All his mature life, Kunzli was guided by a single metaphor: reduction. To move forward, he had to find a second productive metaphor. He never did. He needed to say “Yes” to something else, whole-heartedly. All his intelligence, all his mental toughness, couldn’t help him find another metaphor he could believe in. And without that second metaphor, he is lost.

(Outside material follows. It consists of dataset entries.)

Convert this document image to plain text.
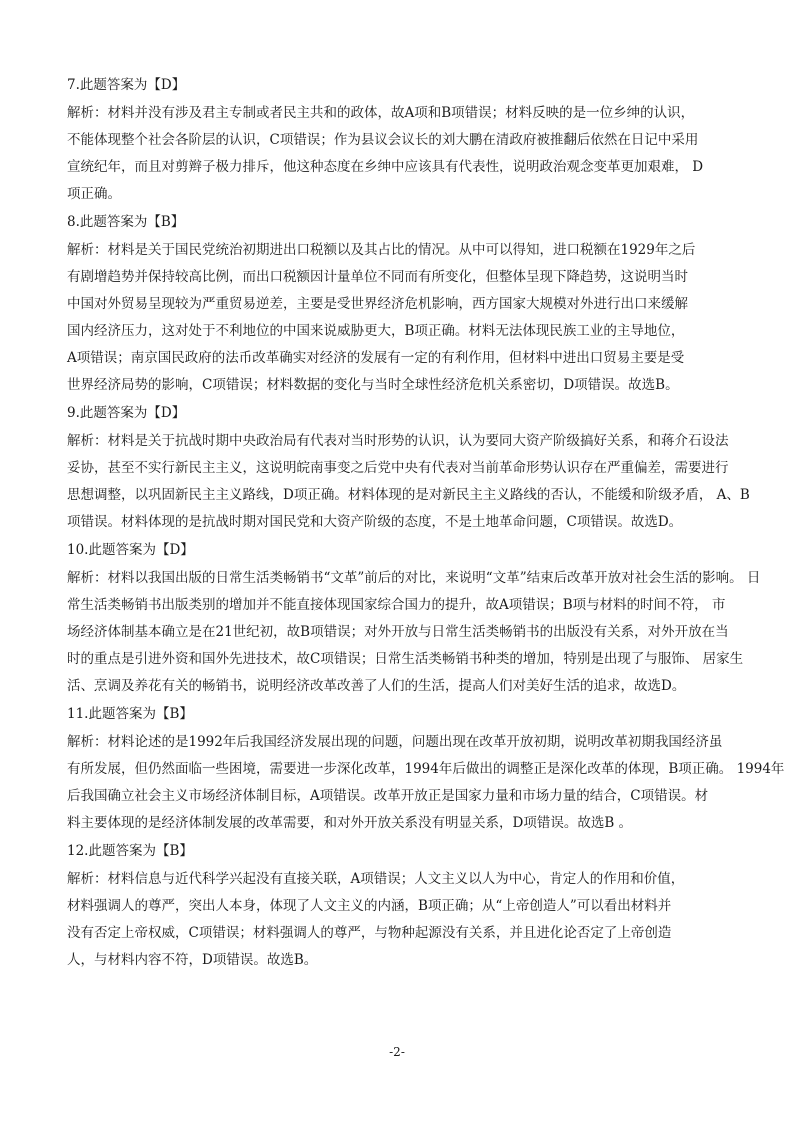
7.此题答案为【D】
解析：材料并没有涉及君主专制或者民主共和的政体，故A项和B项错误；材料反映的是一位乡绅的认识，
不能体现整个社会各阶层的认识，C项错误；作为县议会议长的刘大鹏在清政府被推翻后依然在日记中采用
宣统纪年，而且对剪辫子极力排斥，他这种态度在乡绅中应该具有代表性，说明政治观念变革更加艰难， D
项正确。
8.此题答案为【B】
解析：材料是关于国民党统治初期进出口税额以及其占比的情况。从中可以得知，进口税额在1929年之后
有剧增趋势并保持较高比例，而出口税额因计量单位不同而有所变化，但整体呈现下降趋势，这说明当时
中国对外贸易呈现较为严重贸易逆差，主要是受世界经济危机影响，西方国家大规模对外进行出口来缓解
国内经济压力，这对处于不利地位的中国来说威胁更大，B项正确。材料无法体现民族工业的主导地位，
A项错误；南京国民政府的法币改革确实对经济的发展有一定的有利作用，但材料中进出口贸易主要是受
世界经济局势的影响，C项错误；材料数据的变化与当时全球性经济危机关系密切，D项错误。故选B。
9.此题答案为【D】
解析：材料是关于抗战时期中央政治局有代表对当时形势的认识，认为要同大资产阶级搞好关系，和蒋介石设法
妥协，甚至不实行新民主主义，这说明皖南事变之后党中央有代表对当前革命形势认识存在严重偏差，需要进行
思想调整，以巩固新民主主义路线，D项正确。材料体现的是对新民主主义路线的否认，不能缓和阶级矛盾， A、B
项错误。材料体现的是抗战时期对国民党和大资产阶级的态度，不是土地革命问题，C项错误。故选D。
10.此题答案为【D】
解析：材料以我国出版的日常生活类畅销书“文革”前后的对比，来说明“文革”结束后改革开放对社会生活的影响。 日
常生活类畅销书出版类别的增加并不能直接体现国家综合国力的提升，故A项错误；B项与材料的时间不符， 市
场经济体制基本确立是在21世纪初，故B项错误；对外开放与日常生活类畅销书的出版没有关系，对外开放在当
时的重点是引进外资和国外先进技术，故C项错误；日常生活类畅销书种类的增加，特别是出现了与服饰、 居家生
活、烹调及养花有关的畅销书，说明经济改革改善了人们的生活，提高人们对美好生活的追求，故选D。
11.此题答案为【B】
解析：材料论述的是1992年后我国经济发展出现的问题，问题出现在改革开放初期，说明改革初期我国经济虽
有所发展，但仍然面临一些困境，需要进一步深化改革，1994年后做出的调整正是深化改革的体现，B项正确。 1994年
后我国确立社会主义市场经济体制目标，A项错误。改革开放正是国家力量和市场力量的结合，C项错误。材
料主要体现的是经济体制发展的改革需要，和对外开放关系没有明显关系，D项错误。故选B 。
12.此题答案为【B】
解析：材料信息与近代科学兴起没有直接关联，A项错误；人文主义以人为中心，肯定人的作用和价值，
材料强调人的尊严，突出人本身，体现了人文主义的内涵，B项正确；从“上帝创造人”可以看出材料并
没有否定上帝权威，C项错误；材料强调人的尊严，与物种起源没有关系，并且进化论否定了上帝创造
人，与材料内容不符，D项错误。故选B。
-2-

I think Kunzli is ultimately a Calvinist. Calvinism is perfectly suited for the reductivist program, because it’s all about refusal and denial. It’s Ad Reinhardt’s stance. The problem with the Calvinist impulse is that it’s deeply suspicious of all the manifestations of pleasure. Wild color, unsystematic elaboration, out-of-control complexity, and extreme emotion are all anathema, and pleasure especially so. If you think about it, pleasure is one of the essences of jewelry. Pleasure in all its forms: visual pleasure, sexual pleasure, semiotic play, fun of any kind. Kunzli, while he has a sharp sense of humor, is simply not capable of taking pleasure seriously. His loss. Our loss, too.

Donna Schneier tells a story about bringing Kunzli on a visit to William Harper’s studio in New York City. It was a disaster. Harper is the king of over-the-top, rampant visual pleasure. Kunzli was appalled. He could barely think of Harper’s work as jewelry. What he did was get totally plastered, and that was that.

And so it is with Kunzli’s later career. All the work since his reductive period has been slight and unfocussed. He still avoids pleasure scrupulously. But, actually it could be a new metaphor that he is searching for.

Kunzli is undoubtably the most powerful figure in German jewelry today, wielding influence that reaches far beyond the doors of the Kunstacademie.. How else could you get 1500 people to show up at his opening to pay homage? I was there, and I don’t even know the guy. Certainly he has been a seminal teacher, and many of the best young jewelers in the world have studied under him. But his lasting impact has to be measured in his work as an artist, not so much in his teaching. I must admit that his work was brilliant and hugely important. The trouble is that I have to use the past tense: “was.” Not “is.”

(Thanks to Sondra Sherman for important information regarding the Kunstakademie President’s speech at Kunzli’s opening, and for vetting this article most carefully.)